|Fine dust sensor assembled in the exterior of Professor Kalinowski’s home. Photo provided by Thomas Kalinowski.
Anyone living in Korea would agree on the severity and recent worsening of fine dust concentration in the atmosphere. What used to be an innocuous number on the meteorologist’s scale, now, has concrete repercussions on people’s lives.
The concurrent fine dust crisis compels many to consider solutions at the macro-level. Citizens question what the government, the elected representatives and the city council are doing to tackle fine dust, a complex environmental issue of interwoven causes. However, this does not necessarily have to be the case. Taking example of countries such as Germany, one learns that a grassroots, citizen project maybe just as good of an initiatory step to enhance the fine dust levels in the atmosphere.
One person who is convinced of the importance of citizen science projects and built his own fine dust sensor, by joining a citizen science project is Professor Thomas Kalinowski (Graduate School of International Studies).
“The biggest merit of the DIY fine dust sensor is the frequent updating of data,” he said.
Indeed, recent weather patterns have shown how volatile and fluctuating air quality can be. Even in the time frame of one hour, which is normally how often conventional weather apps update their information, there is high possibility of turbulent change in fine dust concentration. The threeway information system of sensordatabase-app is precisely able to capture these changes more effectively.

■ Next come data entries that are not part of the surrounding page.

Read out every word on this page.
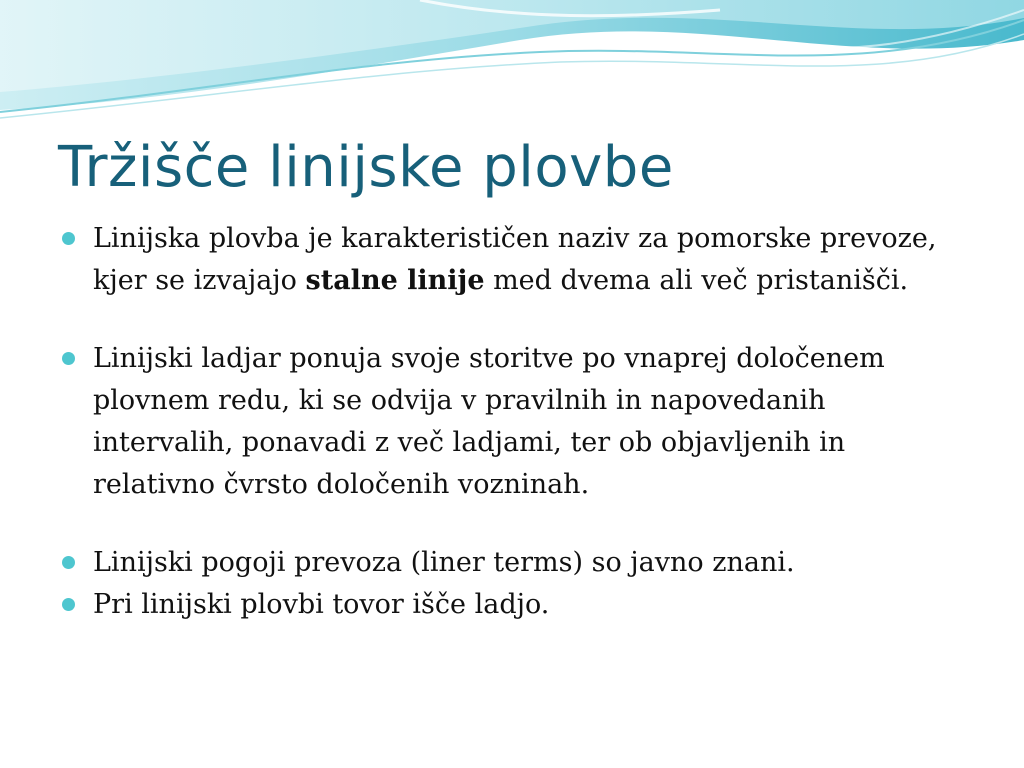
Tržišče linijske plovbe
Linijska plovba je karakterističen naziv za pomorske prevoze, kjer se izvajajo stalne linije med dvema ali več pristanišči.
Linijski ladjar ponuja svoje storitve po vnaprej določenem plovnem redu, ki se odvija v pravilnih in napovedanih intervalih, ponavadi z več ladjami, ter ob objavljenih in relativno čvrsto določenih vozninah.
Linijski pogoji prevoza (liner terms) so javno znani.
Pri linijski plovbi tovor išče ladjo.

Equipped with easy-to-follow instructions and a straightforward kit, people can put together a highly functional fine dust sensor that can be installed in the exterior of homes and offices. The data collected from the sensor is then relayed and transmitted to an online database, which tracks and monitors trends in air quality. Subsequently, users may choose to view the data more graphically if the information is sent to widely used phone applications such as AirMatters.
“There are increasingly more official stations for fine dust measurement, but the sensor technology allows citizens to obtain independent data at the exact place where they live, work or go to school,” Kalinowski added.
Taking matters into one’s own hands is an important step for overall environmental awareness. Especially in Korea, where environmental movements are yet to gain momentous traction, a small step could ignite social change. The hope is that environmental awareness may rise to the level of civic consciousness on issues such as worker’s rights or women’s rights in Korea.
Kalinowski emphasizes how the fine dust sensor is really at the initiatory step of solving the fine dust issue. Once people are able to monitor air quality data, specific individual choices, local policies and governmental guidelines should be made. Attempting to limit and control car traffic is one such way. In the European Union, diesel cars can be banned in areas where the fine dust (PM10) concentration is higher than 50μg/ m3 on more than 35 days a year – a very low level by Korean standards. The splurging amount of cars on Korean roads should essentially be channeled to public transportation.
“It is now up to the younger generation to push for reform and lead a change in mindset,” Kalinowski stated.
In the bigger picture, the fine dust sensor can help solve two imminent problems in the Korean environmental movement. First is to replenish the lack of mass support. If the general consciousness on environmental issues is to be enhanced, it can generate more effective lobbying power to push for strong policies. The second is to transform the topdown structure of environmental policies into a bottom-up structure. Macroscale, big politics that is uninterested in grassroots movements should reset their priorities and locate in the younger generation, a seed for change.